- Court: Supreme Court of the United Kingdom
- Full case name: Lucasfilm Limited and others (Appellants) v Ainsworth and another (Respondents)
- Decided: 27 July 2011
- Citations: [2011] UKSC 39, [2012] 1 AC 208

Court membership
- Judges sitting: Lord Phillips Lord Walker Lady Hale Lord Mance Lord Collins

= Lucasfilm Ltd v Ainsworth =

 was a 2011 court ruling by the Supreme Court of the United Kingdom. The case concerned an intellectual property dispute over the production of Lucasfilm's Stormtrooper costumes by model maker Andrew Ainsworth. Ainsworth argued that the helmets, which he continues to manufacture and sell, were functional props covered only by design right legislation, as opposed to Lucasfilm's assertion that they were sculptures or art which fall under copyright law. Design right protection is retained for 15 or 10 years, whereas copyright protection in this case would last 70 years after the death of the author.

== Case background ==
The Stormtrooper character first appeared in the film Star Wars Episode IV: A New Hope. The character was conceived by George Lucas, designed by artist Ralph McQuarrie, sculpted by Liz Moore and Brian Muir, and finally molded from the existing designs by Andrew Ainsworth. Before the case came to court, Ainsworth had sold replica Stormtrooper outfits online for many years, causing Lucasfilm to sue for copyright infringement. Ainsworth did not defend the 2006 case in the US courts and defaulted. Accordingly, the United States District Court for the Central District of California gave summary judgement in favour of Lucasfilm, awarding USD $20 million in compensation.

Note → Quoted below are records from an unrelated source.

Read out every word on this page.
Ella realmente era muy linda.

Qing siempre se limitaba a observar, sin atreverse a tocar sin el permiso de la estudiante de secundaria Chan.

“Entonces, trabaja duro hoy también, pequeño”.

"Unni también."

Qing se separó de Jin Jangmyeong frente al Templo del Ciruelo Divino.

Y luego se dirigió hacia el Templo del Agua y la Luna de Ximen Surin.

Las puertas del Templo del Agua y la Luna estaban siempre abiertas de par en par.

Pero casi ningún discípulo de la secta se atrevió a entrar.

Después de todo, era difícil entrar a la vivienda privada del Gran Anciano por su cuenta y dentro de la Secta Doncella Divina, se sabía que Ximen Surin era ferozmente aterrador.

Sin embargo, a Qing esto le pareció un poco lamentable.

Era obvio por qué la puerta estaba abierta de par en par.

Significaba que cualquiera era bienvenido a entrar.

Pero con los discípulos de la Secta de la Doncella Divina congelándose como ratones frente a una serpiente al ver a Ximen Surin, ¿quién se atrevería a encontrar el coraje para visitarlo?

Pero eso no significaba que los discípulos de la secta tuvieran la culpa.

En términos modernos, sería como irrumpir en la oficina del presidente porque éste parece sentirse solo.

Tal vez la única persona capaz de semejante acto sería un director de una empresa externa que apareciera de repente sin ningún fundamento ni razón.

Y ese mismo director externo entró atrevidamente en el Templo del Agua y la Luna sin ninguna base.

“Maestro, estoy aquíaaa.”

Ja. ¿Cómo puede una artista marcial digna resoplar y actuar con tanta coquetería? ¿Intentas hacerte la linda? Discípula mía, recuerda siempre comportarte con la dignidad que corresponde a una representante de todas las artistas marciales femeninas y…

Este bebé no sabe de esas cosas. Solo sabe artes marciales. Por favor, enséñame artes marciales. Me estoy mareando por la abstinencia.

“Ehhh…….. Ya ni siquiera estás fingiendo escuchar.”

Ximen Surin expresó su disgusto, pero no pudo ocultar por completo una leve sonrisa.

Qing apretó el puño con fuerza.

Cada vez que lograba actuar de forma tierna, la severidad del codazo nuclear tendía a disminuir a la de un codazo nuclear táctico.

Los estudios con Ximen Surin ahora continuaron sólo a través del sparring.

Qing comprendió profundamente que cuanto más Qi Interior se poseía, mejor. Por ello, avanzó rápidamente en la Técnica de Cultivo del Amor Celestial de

In the English courts, Lucasfilm was represented by Michael Bloch QC and Jonathan Sumption QC.
Mr. Ainsworth was represented by Alastair Wilson QC and George Hamer.

== Court ruling ==
The Supreme Court ruled that the Stormtrooper helmets could not be considered a sculpture for the purposes of section 4 of the Copyright, Designs and Patents Act 1988. On the issue of the justiciability of a foreign copyright claim, the court ruled that providing that there is in personam jurisdiction over a defendant, an English court does have jurisdiction in this area. On this point, the case was distinguished from British South Africa v Companhia de Mocambique, that expressed the general principle that English courts have no jurisdiction to entertain an action to determine title, where claims applied to foreign intellectual property rights.

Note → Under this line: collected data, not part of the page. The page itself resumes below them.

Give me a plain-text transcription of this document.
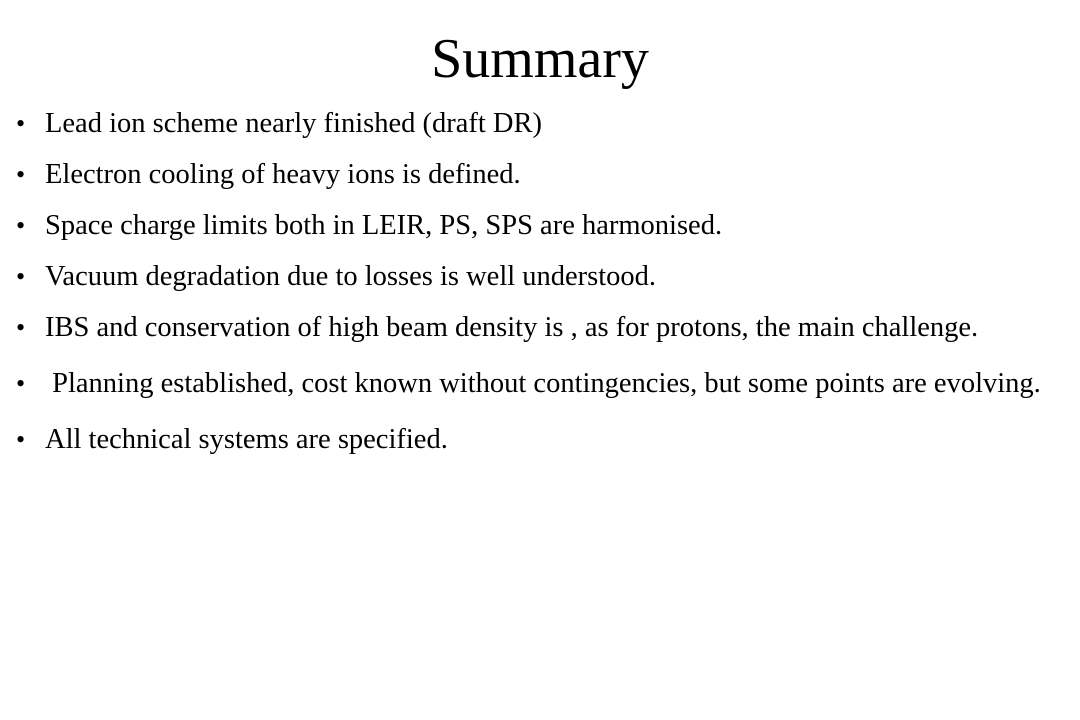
Summary
• Lead ion scheme nearly finished (draft DR)
• Electron cooling of heavy ions is defined.
• Space charge limits both in LEIR, PS, SPS are harmonised.
• Vacuum degradation due to losses is well understood.
• IBS and conservation of high beam density is , as for protons, the main challenge.
• Planning established, cost known without contingencies, but some points are evolving.
• All technical systems are specified.
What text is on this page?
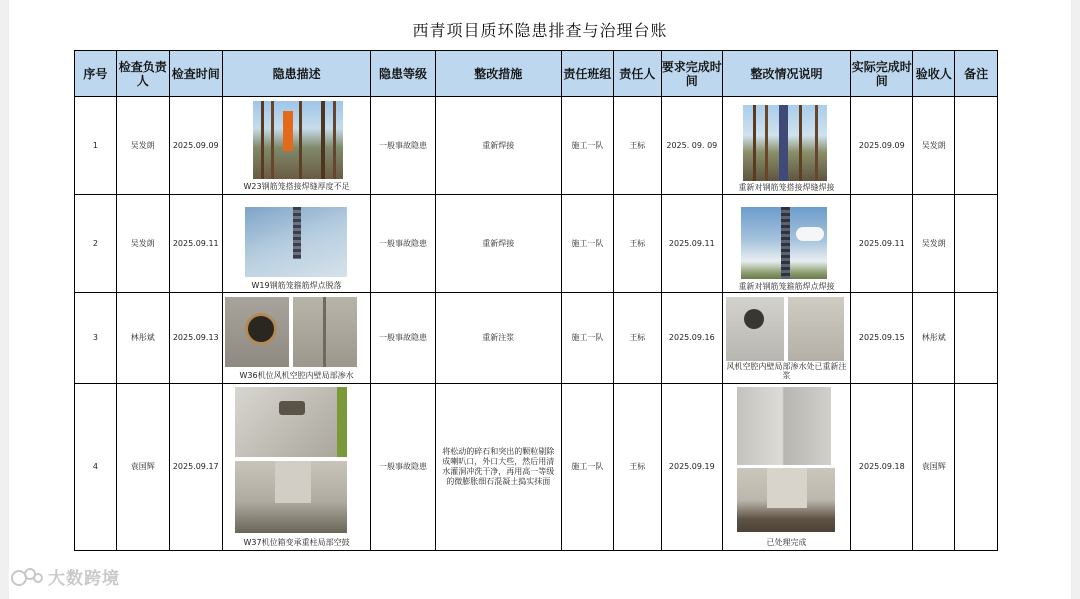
西青项目质环隐患排查与治理台账
序号	检查负责人	检查时间	隐患描述	隐患等级	整改措施	责任班组	责任人	要求完成时间	整改情况说明	实际完成时间	验收人	备注
1	吴发朗	2025.09.09	W23钢筋笼搭接焊缝厚度不足	一般事故隐患	重新焊接	施工一队	王标	2025. 09. 09	重新对钢筋笼搭接焊缝焊接	2025.09.09	吴发朗	
2	吴发朗	2025.09.11	W19钢筋笼箍筋焊点脱落	一般事故隐患	重新焊接	施工一队	王标	2025.09.11	重新对钢筋笼箍筋焊点焊接	2025.09.11	吴发朗	
3	林彤斌	2025.09.13	W36机位风机空腔内壁局部渗水	一般事故隐患	重新注浆	施工一队	王标	2025.09.16	风机空腔内壁局部渗水处已重新注浆	2025.09.15	林彤斌	
4	袁国辉	2025.09.17	W37机位箱变承重柱局部空鼓	一般事故隐患	将松动的碎石和突出的颗粒剔除成喇叭口，外口大些，然后用清水灌洞冲洗干净，再用高一等级的微膨胀细石混凝土捣实抹面	施工一队	王标	2025.09.19	已处理完成	2025.09.18	袁国辉	
大数跨境
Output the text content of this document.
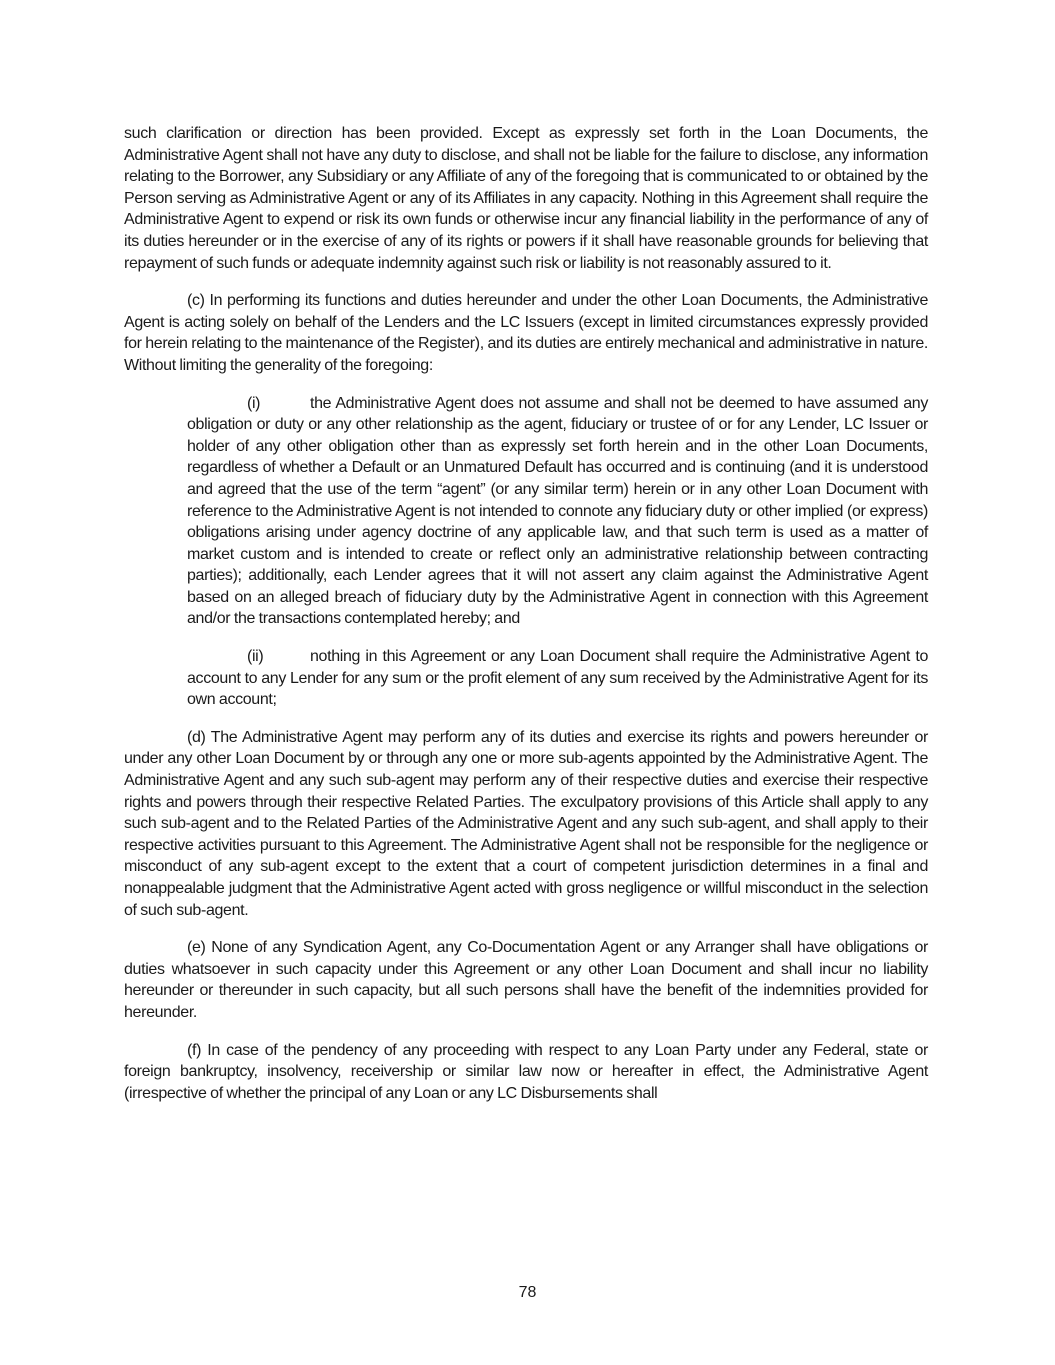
such clarification or direction has been provided. Except as expressly set forth in the Loan Documents, the Administrative Agent shall not have any duty to disclose, and shall not be liable for the failure to disclose, any information relating to the Borrower, any Subsidiary or any Affiliate of any of the foregoing that is communicated to or obtained by the Person serving as Administrative Agent or any of its Affiliates in any capacity. Nothing in this Agreement shall require the Administrative Agent to expend or risk its own funds or otherwise incur any financial liability in the performance of any of its duties hereunder or in the exercise of any of its rights or powers if it shall have reasonable grounds for believing that repayment of such funds or adequate indemnity against such risk or liability is not reasonably assured to it.

(c) In performing its functions and duties hereunder and under the other Loan Documents, the Administrative Agent is acting solely on behalf of the Lenders and the LC Issuers (except in limited circumstances expressly provided for herein relating to the maintenance of the Register), and its duties are entirely mechanical and administrative in nature. Without limiting the generality of the foregoing:

(i)	the Administrative Agent does not assume and shall not be deemed to have assumed any obligation or duty or any other relationship as the agent, fiduciary or trustee of or for any Lender, LC Issuer or holder of any other obligation other than as expressly set forth herein and in the other Loan Documents, regardless of whether a Default or an Unmatured Default has occurred and is continuing (and it is understood and agreed that the use of the term “agent” (or any similar term) herein or in any other Loan Document with reference to the Administrative Agent is not intended to connote any fiduciary duty or other implied (or express) obligations arising under agency doctrine of any applicable law, and that such term is used as a matter of market custom and is intended to create or reflect only an administrative relationship between contracting parties); additionally, each Lender agrees that it will not assert any claim against the Administrative Agent based on an alleged breach of fiduciary duty by the Administrative Agent in connection with this Agreement and/or the transactions contemplated hereby; and
(ii)	nothing in this Agreement or any Loan Document shall require the Administrative Agent to account to any Lender for any sum or the profit element of any sum received by the Administrative Agent for its own account;

(d) The Administrative Agent may perform any of its duties and exercise its rights and powers hereunder or under any other Loan Document by or through any one or more sub-agents appointed by the Administrative Agent. The Administrative Agent and any such sub-agent may perform any of their respective duties and exercise their respective rights and powers through their respective Related Parties. The exculpatory provisions of this Article shall apply to any such sub-agent and to the Related Parties of the Administrative Agent and any such sub-agent, and shall apply to their respective activities pursuant to this Agreement. The Administrative Agent shall not be responsible for the negligence or misconduct of any sub-agent except to the extent that a court of competent jurisdiction determines in a final and nonappealable judgment that the Administrative Agent acted with gross negligence or willful misconduct in the selection of such sub-agent.

(e) None of any Syndication Agent, any Co-Documentation Agent or any Arranger shall have obligations or duties whatsoever in such capacity under this Agreement or any other Loan Document and shall incur no liability hereunder or thereunder in such capacity, but all such persons shall have the benefit of the indemnities provided for hereunder.

(f) In case of the pendency of any proceeding with respect to any Loan Party under any Federal, state or foreign bankruptcy, insolvency, receivership or similar law now or hereafter in effect, the Administrative Agent (irrespective of whether the principal of any Loan or any LC Disbursements shall

78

As part of their conclusions on the justiciability question, Lord Walker and Lord Collins stated:

We have come to the firm conclusion that, in the case of a claim for infringement of copyright of the present kind, the claim is one over which the English court has jurisdiction, provided that there is a basis for in personam jurisdiction over the defendant, or, to put it differently, the claim is justiciable. It is clear that much of the underpinning of the Moçambique rule and the decision in Potter v Broken Hill Pty Co Ltd has been eroded. All that is left of the Moçambique rule (except to the extent that it is modified by the Brussels I Regulation) is that there is no jurisdiction in proceedings for infringement of rights in foreign land where the proceedings are "principally concerned with a question of the title, or the right to possession, of that property".

They went on further to state:

The basis for what remains of the rule was said by the House of Lords in the Moçambique case to be that controversies should be decided in the country of the situs of the property because the right of granting it was vested in "the ruler of the country" and in the Hesperides case to be the maintenance of comity and the avoidance of conflict with foreign jurisdictions. It is possible to see how the rationale of the Moçambique rule can be applied to patents, at any rate where questions of validity are involved.